I was lonely, and the internet was broken, so I started reading Audrey Niffengger's
The Time Traveler's Wife. I don't think this was a fantastic choice for warding off the blues, though....between this and
Never Date A Writer I don't know that relationships are worth it or if they're the only thing that's worth it. I need a perspective not-relationship novel.
I love stories about time travel. I'm writing one, after all. And the time travel in this was well-executed...the problem of course is that time travel isn't real and doesn't work, so you have to walk a fine line between the mechanics and the story, and this toes that line well. While technology can be explained by a few sentences of technobabble, time travel affects causality and thus affects the flow of your plot. You can really write yourself into a corner in a hurry. The interesting thing is that
The Time Traveler's Wife is written into a corner for an entire book. Henry, the main character, has no choice but to go through these experiences--he's caught in a corner. These are scenes I'd hate writing, but she does them well.
The plot is very well done--time travel is tricky, and she has same scenes reseen from different points of view, by different characters or sometimes the same character at different ages. The situation is profound, moving, the imagery lovely. I cried at the end. He died quoting Andrew Marvell, what do you expect? "Had we but world enough, and time--" ahhh.
But this book didn't quite satisfy me. It did, in some ways: the plot was lovely, well-thought out, the writing was simple, clear, precise, and lovely. What bothered me were the characters. And I didn't really know why until a patron interrupted me, while I was reading this today, to check out Twilight. And then I sat there for a moment and thought about it.

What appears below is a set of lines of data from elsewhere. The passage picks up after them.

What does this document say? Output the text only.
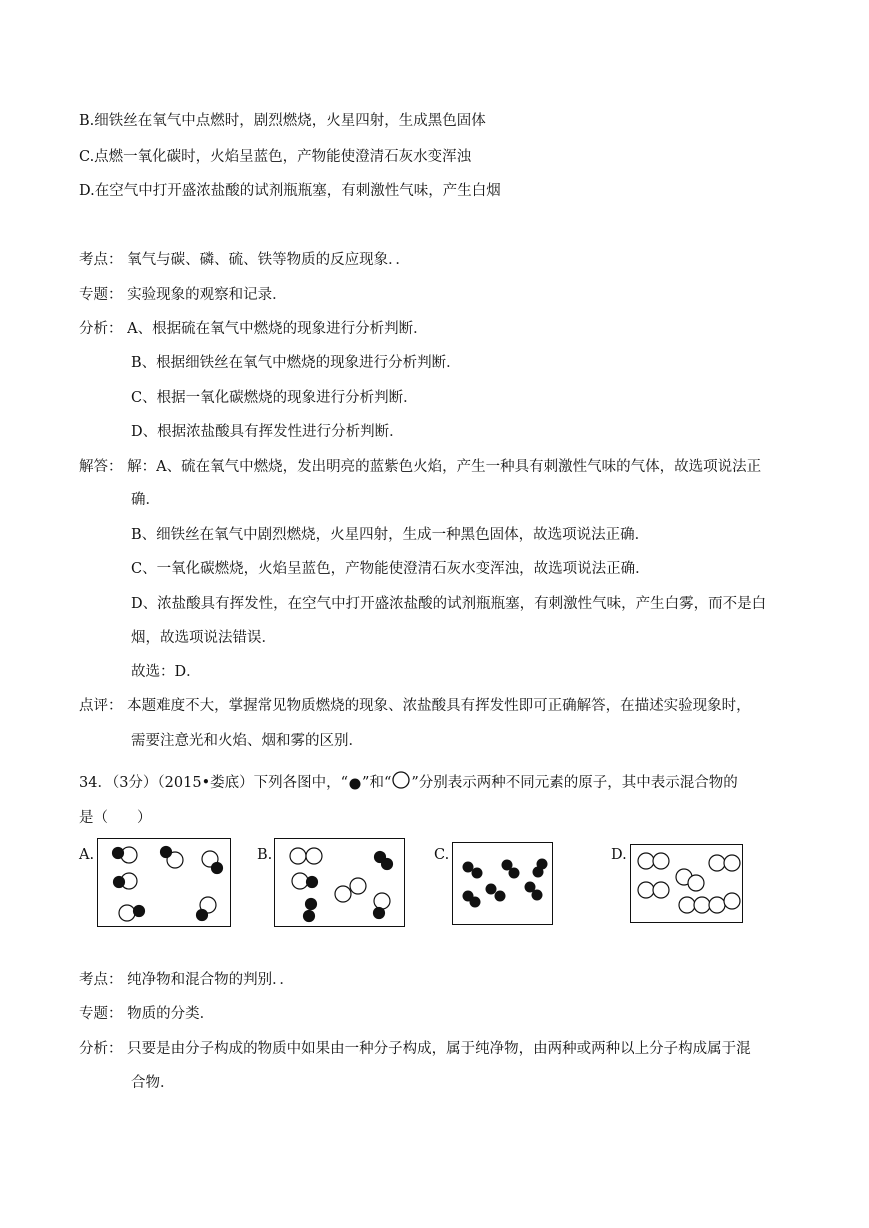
B.细铁丝在氧气中点燃时，剧烈燃烧，火星四射，生成黑色固体
C.点燃一氧化碳时，火焰呈蓝色，产物能使澄清石灰水变浑浊
D.在空气中打开盛浓盐酸的试剂瓶瓶塞，有刺激性气味，产生白烟
考点： 氧气与碳、磷、硫、铁等物质的反应现象．．
专题： 实验现象的观察和记录．
分析： A、根据硫在氧气中燃烧的现象进行分析判断．
B、根据细铁丝在氧气中燃烧的现象进行分析判断．
C、根据一氧化碳燃烧的现象进行分析判断．
D、根据浓盐酸具有挥发性进行分析判断．
解答： 解：A、硫在氧气中燃烧，发出明亮的蓝紫色火焰，产生一种具有刺激性气味的气体，故选项说法正
确．
B、细铁丝在氧气中剧烈燃烧，火星四射，生成一种黑色固体，故选项说法正确．
C、一氧化碳燃烧，火焰呈蓝色，产物能使澄清石灰水变浑浊，故选项说法正确．
D、浓盐酸具有挥发性，在空气中打开盛浓盐酸的试剂瓶瓶塞，有刺激性气味，产生白雾，而不是白
烟，故选项说法错误．
故选：D．
点评： 本题难度不大，掌握常见物质燃烧的现象、浓盐酸具有挥发性即可正确解答，在描述实验现象时，
需要注意光和火焰、烟和雾的区别．
34．（3分）（2015•娄底）下列各图中，“ ”和“ ”分别表示两种不同元素的原子，其中表示混合物的
是（　　）
A.	B.	C.	D.
考点： 纯净物和混合物的判别．．
专题： 物质的分类．
分析： 只要是由分子构成的物质中如果由一种分子构成，属于纯净物，由两种或两种以上分子构成属于混
合物．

Because it's the same story. Bella and Clare are both pretty, feminine, have long hair, fall in love young and say with that man for life, don't do very much on their own. They both want a child, both have a daughter, both have husbands that are more interesting than they are, both their lives totally revolve around the person they love. The conflict in each depends on the defect of the other person that they love: vampire, time traveler. The intellectualism is better done here, obviously, and the plot is MUCH better written---but the characters remain the same mold. The perfect family save for one thing. A woman whose life depends on her significant other. When Edward/Henry leaves, Bella/Clare sits around and doesn't eat, stares into space, turns into emotionless zombies, stays in bed all day and feel awful. Only Jacob/Gomez is there to distract her but the depth of feeling is friendship and not love.
And this story is much better, don't get me wrong. But the characters irk me. Henry I love. A gaunt, tall, thin, dark, punk-lovin, alcoholic, sort of authentic version of the Arsonist. But he's all fuzzy around the edges. And that's all right--if that's a product of time travel, because he is mostly telling his own story and he feels fuzzy around the edges, then it's great characterization. But Clare is supposed to be his anchor, to hold him down, right? And all I know about her is that she has long red hair. Blue eyes, or maybe green. Part of this is the nature of the characters--from six to forty-three in the course of one book--but some of it is just general characterization. She does physical descriptions of characters well: when you're doing descriptions you stick to main traits that are easily identifiable, and let characters be memorable based on personality. But Clare needs to be solid. She needs to be what is holding him here, and she needs to be firmly fixed in the reader's mind as a solid point, and she's not. They're like twin stars in a solar system: they hold each other in place, and when one is missing the other sort of drifts away. I want them to be more solid, especially Clare. Even if she is the type of woman who spends her whole life waiting on a man, and who ahs a man at the center of her universe...well, maybe that's why she's not a very solid character, if she lets someone else be that much a part of her. But I want to know that, I want details of that, I want Clare to be more than she is. All of their friends, even Charisse and Gomez, feel flat and placeholders, not real and solid and fleshed-out: she's not good at doing little details that make characters really come alive. and for all of Alba's build-up she doesn't have much: part of that is her age, I know, you're not solid when you're that young. But you can have children who are more than a placeholder: look at Pearl, if you want to look at children that symbolize things.
Maybe these character types--interesting male, female who is dependent on him and whose life is mostly him--are more prevalent in literature than I think or realize. But I don't think it has to be this way, and I know it's not. Look at Jane Eyre, for crying out loud. She realized this very thing and had to say no, had to leave it so that this wouldn't be the case. She was solid first, and then she was solid again after he was gone. As a disconnected woman, I have to believe that there is more to life and literature than this: waiting on a man.
So thank you, Audrey Niffenegger--I love your plot, and I love your story, and I love your French poets and your prose. But your characters need to stand on their own.